The commander of the fortress was Mateos Asanes. With Venetian assistance, Asanes had managed to obtain additional troops and supplies. The sultan ordered the massive cannon to be positioned opposite the fortress. The cannonballs, weighing hundreds of kilograms, were fashioned from the ruins of ancient Corinth. In accordance with Islamic tradition, Mehmed once again called upon the defenders to surrender. Confident in the strength of the walls and the garrison, Asanes rejected the offer. Mehmed then brought his great cannons into action. The outer wall was demolished within a few days. After launching a counterattack, Asanes withdrew to the second wall, but this too collapsed under heavy artillery fire.

At the third wall, Mehmed's troops launched an assault.
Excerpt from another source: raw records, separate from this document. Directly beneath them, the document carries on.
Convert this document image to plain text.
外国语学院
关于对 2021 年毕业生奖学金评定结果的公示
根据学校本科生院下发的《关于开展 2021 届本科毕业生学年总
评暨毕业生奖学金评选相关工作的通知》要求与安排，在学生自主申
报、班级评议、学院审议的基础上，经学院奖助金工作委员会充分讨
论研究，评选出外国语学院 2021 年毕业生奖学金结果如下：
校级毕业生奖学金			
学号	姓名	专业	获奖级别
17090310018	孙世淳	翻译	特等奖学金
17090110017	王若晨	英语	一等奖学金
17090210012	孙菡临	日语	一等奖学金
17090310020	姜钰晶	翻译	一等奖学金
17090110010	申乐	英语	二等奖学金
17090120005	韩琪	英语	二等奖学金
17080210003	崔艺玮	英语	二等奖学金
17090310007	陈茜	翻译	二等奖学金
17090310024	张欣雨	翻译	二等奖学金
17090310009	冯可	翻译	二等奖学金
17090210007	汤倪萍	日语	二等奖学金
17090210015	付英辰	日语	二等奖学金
A fierce battle ensued, with both sides killing and wounding one another as their cries rose to the sky. They fought at such close quarters that the combat became hand-to-hand. Nevertheless, the attacks failed to achieve success, as the garrison's frontal resistance, long spears and pikes, and large stones hurled from the walls struck down many of the besiegers at the front. Thereupon, the sultan ordered his troops to withdraw beyond the range of arrows and swords.

By this point, however, famine had begun to take hold within the fortress. Mehmed continued the bombardment. Eventually, Mateos Asanes and Nikephoros Loukanes went to the sultan's camp and surrendered the fortress under terms of peace. Mehmed left Ömer Bey behind as sancak governor and began his return march toward Edirne. During this campaign, Mehmed had brought 250 Greek settlements under his control.